You know, all too often when confronted with adversity, we tend to blame someone or something else for our misfortune. God might become the recipient of that displeasure. If not the one being blamed, often we ascribe harsh conditions in our lives to “God’s will”. Some believe that God punishes us for evil deeds we have committed in the past and that we deserve the heartache that comes our way. I do not personally subscribe to that conviction.

My belief is that life has a way of offering that which we need the most. Many of the world’s religions promote the notion that what is to be experienced in one’s lifetime is chosen and predestined prior to birth. This is either divinely determined or as some feel, the actual selection is made by the individual who chooses ahead of time what it is to be learned during this incarnation. In either case, the impetus behind the choice is predicated on the spiritual needs of the individual.

If you embrace this premise, then anything that happens simply cannot be a mistake; there can be no such thing as an accident or a misstep. And everything then — is in perfect order.

Now I have to admit since Tyler’s injury, there have been a number of occasions when I’ve doubted this. After all why would I have chosen a tragedy such as this? What possible purpose could come from such a life-altering injury involving my son? Why hadn’t I chosen to let this spinal cord injury be mine?

What I have embraced is that a life’s experience becomes a tragedy, only if we make the conscious decision to make a calamity out of it. We might just as easily choose to accept encounters such at this as a gift from the Divine, a learning tool that helps propel us on to a higher path.

Carl Perkins once said, “If it weren’t for the rocks in its bed, the stream would have no song.” Such is the effect of obstacles along our path…they actually enrich the experience.

I ultimately came to an appreciation that I really had only two possible choices of how to respond to this circumstance. I could either accept the gift for what it is or I could resist the offering. The more I resisted, the greater magnified became the pain and the more the suffering was compounded. Resistance led to resentment. Resentment fueled and anger and turmoil.

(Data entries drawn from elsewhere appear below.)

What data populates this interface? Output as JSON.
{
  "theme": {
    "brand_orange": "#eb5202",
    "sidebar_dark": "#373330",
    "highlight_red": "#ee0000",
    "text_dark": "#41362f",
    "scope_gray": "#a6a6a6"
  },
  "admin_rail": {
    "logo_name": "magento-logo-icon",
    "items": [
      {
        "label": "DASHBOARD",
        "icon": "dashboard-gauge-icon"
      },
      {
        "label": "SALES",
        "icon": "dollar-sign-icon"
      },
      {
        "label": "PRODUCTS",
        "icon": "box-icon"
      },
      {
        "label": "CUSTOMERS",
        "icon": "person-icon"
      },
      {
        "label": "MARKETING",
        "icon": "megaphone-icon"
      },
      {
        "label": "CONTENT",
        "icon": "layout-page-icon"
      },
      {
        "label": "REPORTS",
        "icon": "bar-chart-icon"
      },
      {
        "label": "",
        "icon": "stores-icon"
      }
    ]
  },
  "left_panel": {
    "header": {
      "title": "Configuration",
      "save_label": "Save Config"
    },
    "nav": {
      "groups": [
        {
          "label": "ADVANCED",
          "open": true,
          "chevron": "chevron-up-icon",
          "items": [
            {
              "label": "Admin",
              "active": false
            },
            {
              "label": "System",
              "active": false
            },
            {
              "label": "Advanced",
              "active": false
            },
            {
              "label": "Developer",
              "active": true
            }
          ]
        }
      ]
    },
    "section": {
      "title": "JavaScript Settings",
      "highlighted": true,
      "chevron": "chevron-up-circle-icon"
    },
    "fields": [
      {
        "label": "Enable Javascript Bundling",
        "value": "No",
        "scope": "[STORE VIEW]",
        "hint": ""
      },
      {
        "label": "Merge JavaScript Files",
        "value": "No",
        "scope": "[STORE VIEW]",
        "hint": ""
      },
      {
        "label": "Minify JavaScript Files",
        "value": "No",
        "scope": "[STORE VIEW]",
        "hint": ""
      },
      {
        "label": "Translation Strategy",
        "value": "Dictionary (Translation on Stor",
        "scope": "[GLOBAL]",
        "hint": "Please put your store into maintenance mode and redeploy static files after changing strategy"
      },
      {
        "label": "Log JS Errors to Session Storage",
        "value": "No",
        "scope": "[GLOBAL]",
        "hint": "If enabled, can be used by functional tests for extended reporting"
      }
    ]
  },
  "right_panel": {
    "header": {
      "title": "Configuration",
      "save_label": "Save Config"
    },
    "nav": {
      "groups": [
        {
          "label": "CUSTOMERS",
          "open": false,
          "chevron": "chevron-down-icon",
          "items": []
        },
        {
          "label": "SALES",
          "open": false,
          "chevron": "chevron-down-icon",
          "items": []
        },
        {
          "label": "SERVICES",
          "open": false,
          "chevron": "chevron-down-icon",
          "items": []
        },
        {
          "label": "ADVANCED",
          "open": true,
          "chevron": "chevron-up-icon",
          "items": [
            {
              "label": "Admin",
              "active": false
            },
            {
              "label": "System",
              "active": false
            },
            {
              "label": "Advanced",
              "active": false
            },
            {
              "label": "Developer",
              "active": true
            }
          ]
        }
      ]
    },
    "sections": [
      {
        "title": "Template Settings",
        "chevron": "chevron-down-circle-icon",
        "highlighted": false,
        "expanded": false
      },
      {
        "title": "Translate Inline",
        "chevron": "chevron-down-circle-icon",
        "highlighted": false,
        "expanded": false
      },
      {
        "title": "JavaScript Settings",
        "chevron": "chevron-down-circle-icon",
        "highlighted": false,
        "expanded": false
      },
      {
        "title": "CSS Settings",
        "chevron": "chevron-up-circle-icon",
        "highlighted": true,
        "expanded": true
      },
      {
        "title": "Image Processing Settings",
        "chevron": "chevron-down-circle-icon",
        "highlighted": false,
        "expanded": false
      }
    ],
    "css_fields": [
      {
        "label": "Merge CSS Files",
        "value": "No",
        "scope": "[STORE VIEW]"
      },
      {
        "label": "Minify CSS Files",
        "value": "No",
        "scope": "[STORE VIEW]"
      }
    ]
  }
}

It was only when I allowed myself to change the thought that the answer came to me. You know, everything in life is a thought. What you think of me is your thought of me. What you think of this conversation is your thought of this interaction. What you think of your significant other is your thought. What you think of an injury or a loss is merely your thought of that experience.

As Dr Wayne Dyer often says, “When you change the way you look at things, the things you look at change.” Once I changed the thought about our so-called tragedy and accepted the experience as a gift from the Divine, peace ensued and my transformative rebirth began.

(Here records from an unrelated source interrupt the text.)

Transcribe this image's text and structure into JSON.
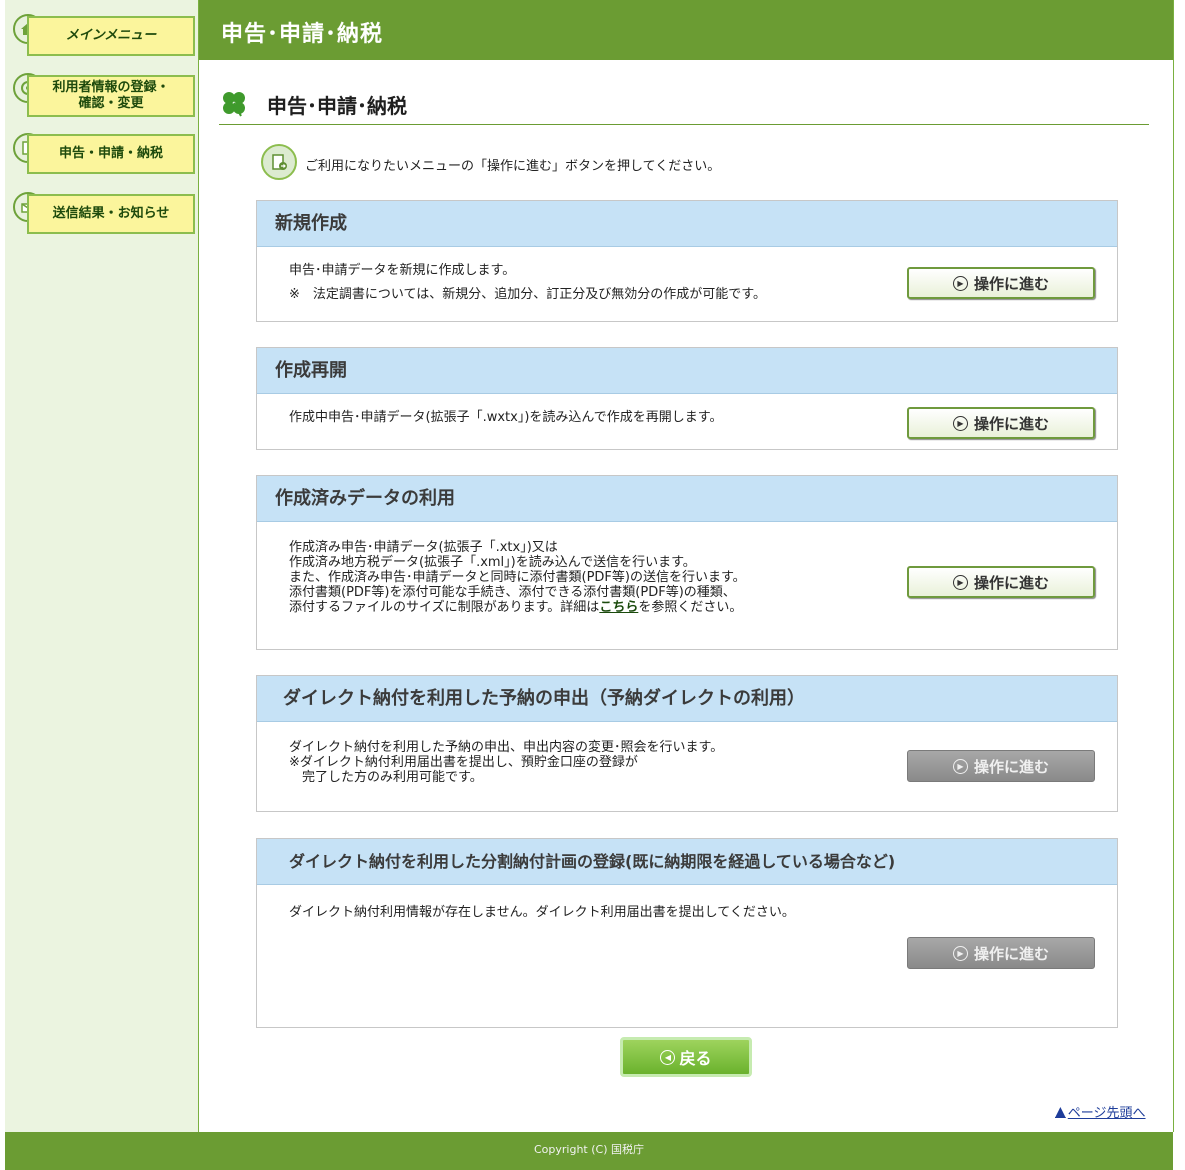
{
  "sidebar": {
    "items": [
      {
        "label": "メインメニュー",
        "icon": "home-icon"
      },
      {
        "label": "利用者情報の登録・\n確認・変更",
        "icon": "user-info-icon"
      },
      {
        "label": "申告・申請・納税",
        "icon": "document-icon"
      },
      {
        "label": "送信結果・お知らせ",
        "icon": "notice-icon"
      }
    ]
  },
  "header": {
    "title": "申告･申請･納税"
  },
  "page": {
    "heading": "申告･申請･納税",
    "instruction": "ご利用になりたいメニューの「操作に進む」ボタンを押してください。"
  },
  "sections": [
    {
      "title": "新規作成",
      "text": "申告･申請データを新規に作成します。",
      "note": "※　法定調書については、新規分、追加分、訂正分及び無効分の作成が可能です。",
      "button": "操作に進む",
      "enabled": true
    },
    {
      "title": "作成再開",
      "text": "作成中申告･申請データ(拡張子「.wxtx」)を読み込んで作成を再開します。",
      "button": "操作に進む",
      "enabled": true
    },
    {
      "title": "作成済みデータの利用",
      "text_lines": [
        "作成済み申告･申請データ(拡張子「.xtx」)又は",
        "作成済み地方税データ(拡張子「.xml」)を読み込んで送信を行います。",
        "また、作成済み申告･申請データと同時に添付書類(PDF等)の送信を行います。",
        "添付書類(PDF等)を添付可能な手続き、添付できる添付書類(PDF等)の種類、"
      ],
      "text_last_before": "添付するファイルのサイズに制限があります。詳細は",
      "link": "こちら",
      "text_last_after": "を参照ください。",
      "button": "操作に進む",
      "enabled": true
    },
    {
      "title": "ダイレクト納付を利用した予納の申出（予納ダイレクトの利用）",
      "text": "ダイレクト納付を利用した予納の申出、申出内容の変更･照会を行います。\n※ダイレクト納付利用届出書を提出し、預貯金口座の登録が\n　完了した方のみ利用可能です。",
      "button": "操作に進む",
      "enabled": false
    },
    {
      "title": "ダイレクト納付を利用した分割納付計画の登録(既に納期限を経過している場合など)",
      "text": "ダイレクト納付利用情報が存在しません。ダイレクト利用届出書を提出してください。",
      "button": "操作に進む",
      "enabled": false
    }
  ],
  "back_button": "戻る",
  "page_top": "ページ先頭へ",
  "footer": "Copyright (C) 国税庁",
  "colors": {
    "header_green": "#6b9c33",
    "section_blue": "#c6e2f6",
    "nav_yellow": "#fbf59c"
  }
}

For certain, not every gift we receive comes wrapped in beautiful paper. Occasionally its package reveals something so revolting that it is unimaginable what possible benefit could come from it. But the gift I received offered me a new way to see experiences, a new way to interpret adversity, a way to transform suffering into insight.

The truth is that the happiest people don’t necessarily have the best of everything, but they definitely make the best of everything they have.